Richman, who is also an accomplished artist, writes a beautiful story. Her book comes to life with her vividly detailed descriptions of setting, clothing and, of course, art. I particularly loved discovering how Richman came up with the idea for this story, loosely based on real people. Be sure to read the author’s note for this book! I also recommend checking out the author’s backlist. Her bestselling novel, The Lost Wife, is in development to be a motion picture staring (Star Wars It Girl) Daisey Ridley. I just ordered the book, because of how much I enjoyed The Velvet Hours. Be sure to order your copy, by clicking here (not and affiliated link!). Or, you can leave a comment below for a chance to win a free copy!
What was your favorite book as a child?
Pipi Longstocking by Astrid Lindgren.
What was your favorite book that you read for school?
A Separate Peace. I’m still upset with my husband that didn’t let me name our son Phineas.
What’s a book that really cemented you as a writer?
One Hundred Years of Solitude by Gabriel Garcia Marquez.
Is there a book that you’ve read over and over again?
Light Years by James Salter
What’s a classic you’re embarrassed to say you’ve never read?
Dickens’ A Tale of Two Cities.
What’s a recent book you wish you’d written?
Yaa Gyaasi’s Homegoing is a brilliant storytelling feat. Not only was the plot intricate and complex, I was in awe of so many of her beautifully crafted sentences.
What’s a favorite movie adaptation of a book you loved?
The English Patient and Atonement
The books you read to your children:
Leon Lionni’s Little Blue and Little Yellow and Pezztino. Also, Tikki Tikki Tembo by Arlene Mosel was a family favorite as well.
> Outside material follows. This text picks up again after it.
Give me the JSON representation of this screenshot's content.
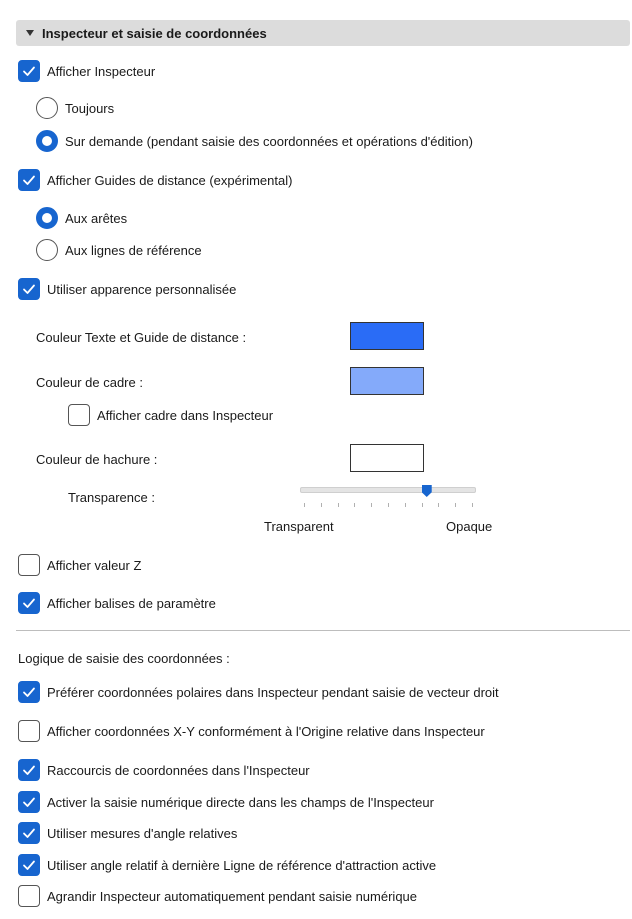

What was an illicit book you had to read in secret as a child?
Forever by Judy Blume
Is there a favorite imaginary place you dream of moving to?
Wonder Woman’s “Amazonia” would be top of my list. A planet of strong, smart and tall women is just up my alley!
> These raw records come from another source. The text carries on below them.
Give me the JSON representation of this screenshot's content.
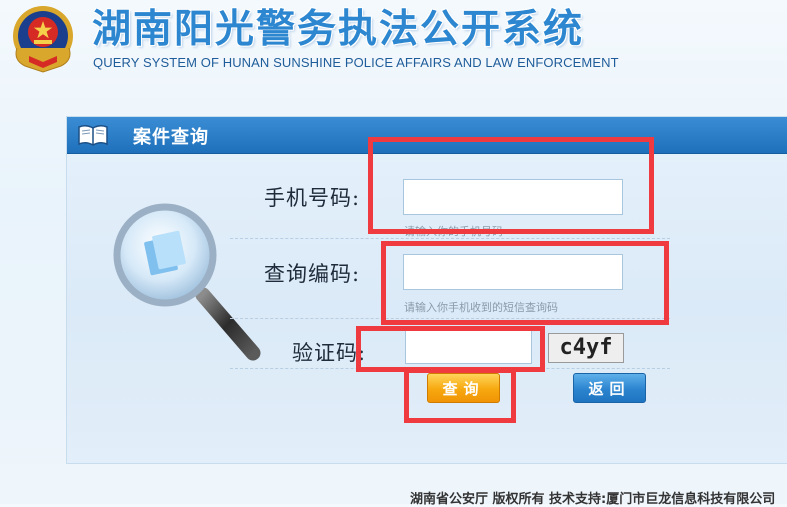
{
  "header": {
    "title": "湖南阳光警务执法公开系统",
    "subtitle": "QUERY SYSTEM OF HUNAN SUNSHINE POLICE AFFAIRS AND LAW ENFORCEMENT"
  },
  "panel": {
    "title": "案件查询"
  },
  "form": {
    "phone": {
      "label": "手机号码:",
      "value": "",
      "hint": "请输入你的手机号码"
    },
    "code": {
      "label": "查询编码:",
      "value": "",
      "hint": "请输入你手机收到的短信查询码"
    },
    "captcha": {
      "label": "验证码:",
      "value": "",
      "image_text": "c4yf"
    }
  },
  "buttons": {
    "query": "查询",
    "back": "返回"
  },
  "footer": {
    "text": "湖南省公安厅 版权所有 技术支持:厦门市巨龙信息科技有限公司"
  },
  "colors": {
    "title_blue": "#2c86d0",
    "panel_header": "#1f70bb",
    "query_button": "#f7a80f",
    "back_button": "#2b84cf",
    "annotation_red": "#ef3b3f"
  },
  "icons": [
    "police-emblem-icon",
    "book-icon",
    "magnifier-icon"
  ]
}
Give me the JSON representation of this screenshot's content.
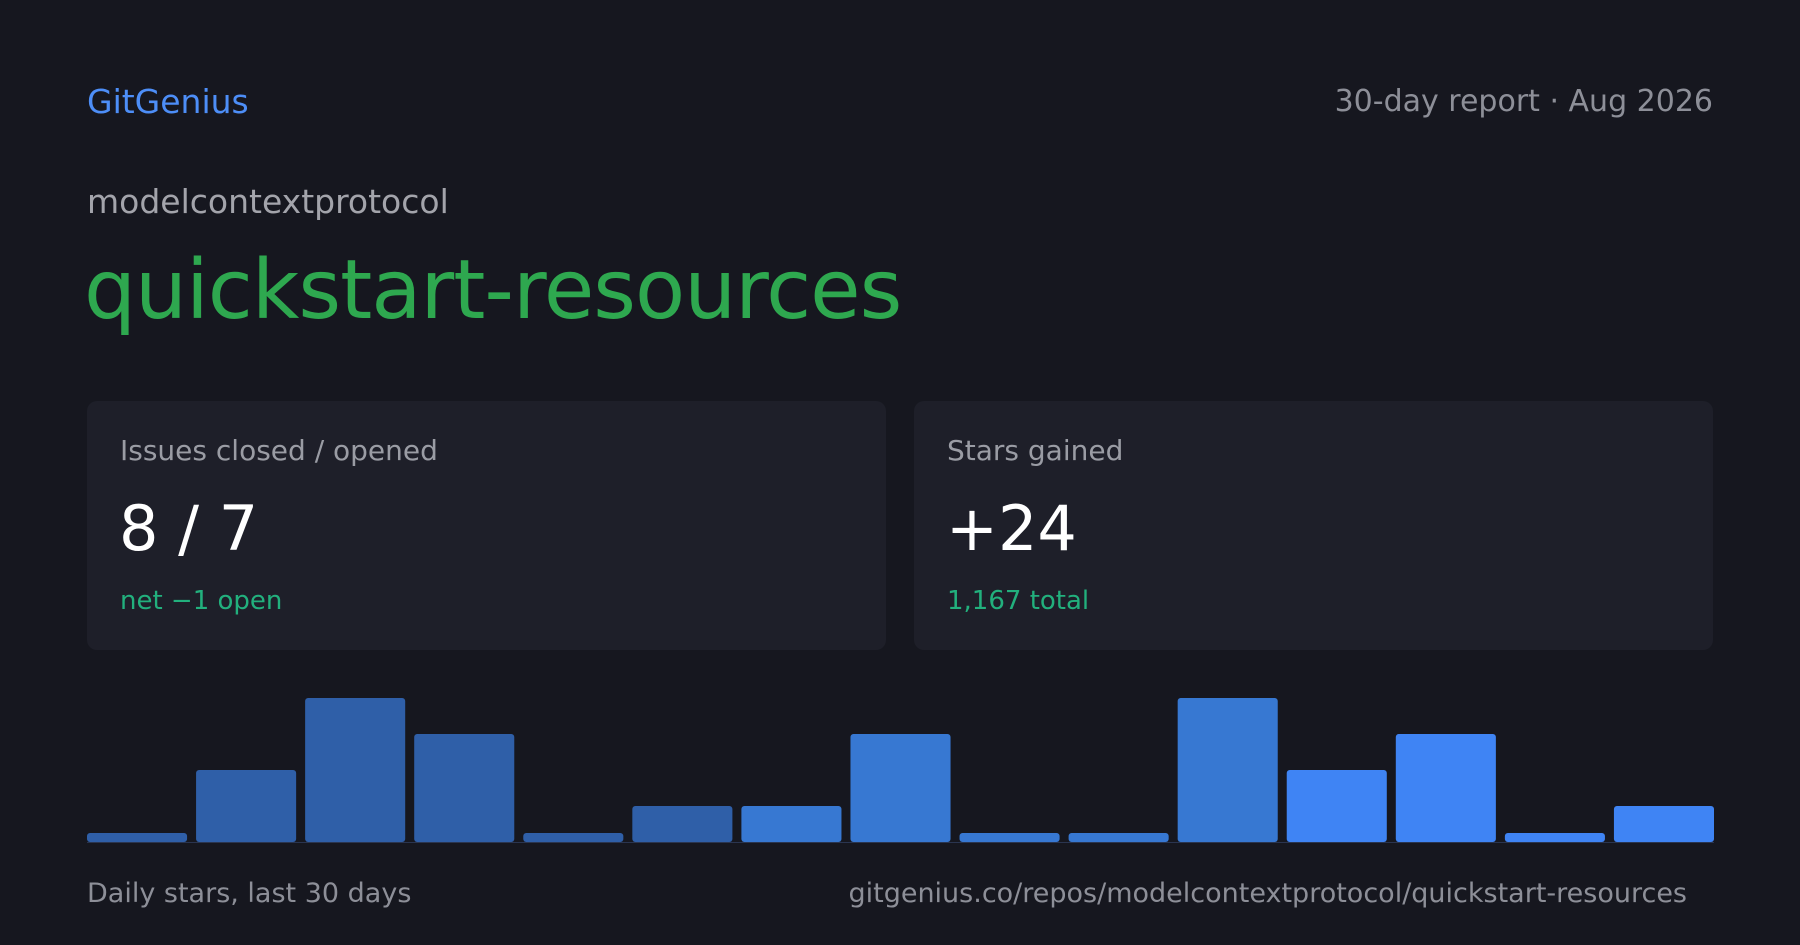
{
  "header": {
    "brand": "GitGenius",
    "report_label": "30-day report · Aug 2026"
  },
  "repo": {
    "owner": "modelcontextprotocol",
    "name": "quickstart-resources"
  },
  "cards": {
    "issues": {
      "label": "Issues closed / opened",
      "value": "8 / 7",
      "sub": "net −1 open"
    },
    "stars": {
      "label": "Stars gained",
      "value": "+24",
      "sub": "1,167 total"
    }
  },
  "colors": {
    "background": "#16171f",
    "card": "#1e1f29",
    "brand": "#4d8ef7",
    "repo_name": "#2ea84f",
    "positive": "#22b07d",
    "muted": "#8d8f98",
    "bar_dark": "#2f5fa8",
    "bar_mid": "#3778d2",
    "bar_bright": "#3f84f4"
  },
  "chart_data": {
    "type": "bar",
    "values": [
      0.25,
      2,
      4,
      3,
      0.25,
      1,
      1,
      3,
      0.25,
      0.25,
      4,
      2,
      3,
      0.25,
      1
    ],
    "bar_colors": [
      "#2f5fa8",
      "#2f5fa8",
      "#2f5fa8",
      "#2f5fa8",
      "#2f5fa8",
      "#2f5fa8",
      "#3778d2",
      "#3778d2",
      "#3778d2",
      "#3778d2",
      "#3778d2",
      "#3f84f4",
      "#3f84f4",
      "#3f84f4",
      "#3f84f4"
    ],
    "ylim": [
      0,
      4
    ],
    "grid": false,
    "legend": "none"
  },
  "footer": {
    "caption": "Daily stars, last 30 days",
    "url": "gitgenius.co/repos/modelcontextprotocol/quickstart-resources"
  }
}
If there were only one genre that you could read for the rest of your life, what would it be?
Is there a book you’ve given multiple times as a gift?
When Breath Becomes Air by Paul Kalanithi. It completely changed my perspective on time. It inspired me to live more in the present instead of constantly striving for the future. I gifted it to five of my closest friends and my father too.
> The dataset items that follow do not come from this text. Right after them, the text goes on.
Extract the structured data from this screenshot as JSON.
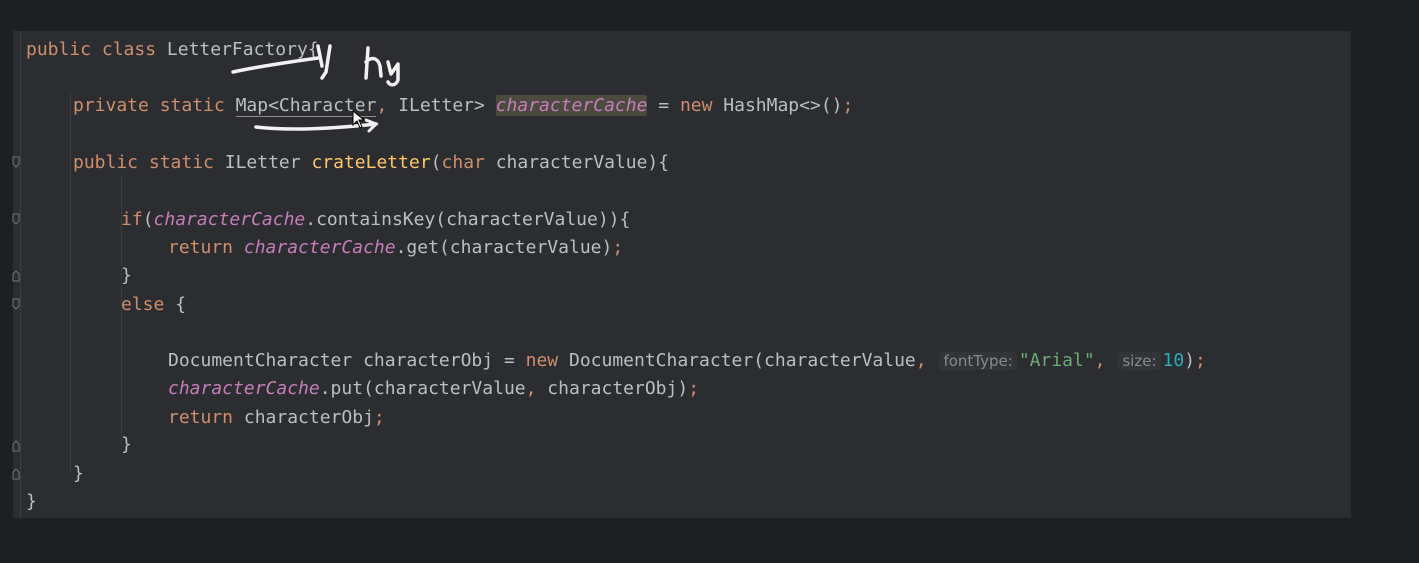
{
  "code": {
    "l1": {
      "kw1": "public",
      "kw2": "class",
      "name": "LetterFactory",
      "brace": "{"
    },
    "l2": {
      "kw1": "private",
      "kw2": "static",
      "type_a": "Map<Character",
      "comma1": ",",
      "type_b": " ILetter>",
      "field": "characterCache",
      "eq": " = ",
      "kw3": "new",
      "rest": " HashMap<>()",
      "semi": ";"
    },
    "l3": {
      "kw1": "public",
      "kw2": "static",
      "rtype": " ILetter ",
      "method": "crateLetter",
      "paren": "(",
      "kw3": "char",
      "param": " characterValue){"
    },
    "l4": {
      "kw": "if",
      "paren": "(",
      "field": "characterCache",
      "rest": ".containsKey(characterValue)){"
    },
    "l5": {
      "kw": "return",
      "field": "characterCache",
      "rest": ".get(characterValue)",
      "semi": ";"
    },
    "l6": {
      "text": "}"
    },
    "l7": {
      "kw": "else",
      "rest": " {"
    },
    "l8": {
      "pre": "DocumentCharacter characterObj = ",
      "kw": "new",
      "mid": " DocumentCharacter(characterValue",
      "comma1": ",",
      "hint1": "fontType:",
      "str": "\"Arial\"",
      "comma2": ",",
      "hint2": "size:",
      "num": "10",
      "end": ")",
      "semi": ";"
    },
    "l9": {
      "field": "characterCache",
      "rest": ".put(characterValue",
      "comma": ",",
      "rest2": " characterObj)",
      "semi": ";"
    },
    "l10": {
      "kw": "return",
      "rest": " characterObj",
      "semi": ";"
    },
    "l11": {
      "text": "}"
    },
    "l12": {
      "text": "}"
    },
    "l13": {
      "text": "}"
    }
  },
  "annotation": {
    "handwriting": "Hy"
  },
  "icons": {
    "cursor": "mouse-pointer-icon",
    "fold": "fold-marker-icon"
  }
}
What author living or dead would you most like to meet, and what would you like to know?
What was the last book that made you laugh out loud, and what was the last one that made you cry?
Last to make me laugh was Where did you Go Bernadette by Maria Semple. The last to make me cry was definitely Homegoingby Yaa Gyassi. My son had to ask me to stop crying on the train.
What was the last book that you told people they have to read?
When Breath Becomes Air. See, I’m recommending it twice in this interview!
What are you reading now? What will you read next?
Just finished the wonderful “Enchanted Islands” by Allison Amend. Next to read: “The Orphan Tale” by Pam Jenoff.
Books or eReader?
Do you keep your books or pass them on?
I keep them.
Do you have a favorite place to read?
I love reading on public transportation. I definitely get my best reading done on trains or planes. And here:
Do you have a favorite bookstore?
The Book Revue in my hometown of Huntington has to be on the top of my list.
Thank you Alyson. This was a refreshing read for me, because you’ve mentioned many books that I’m unfamiliar with. I’m very familiar (or rather I once was very familiar) with Forever. I adored Where’d You Go Bernadette and also many times laughed out while reading it. I’m so excited that Maria Semple has a new book coming out this fall. And alas, When Breath Becomes Air…it’s very often mentioned in these interviews, but I don’t know that I’ll ever be able to bring myself to read it. Finally, may I please come over for a reading date? That view!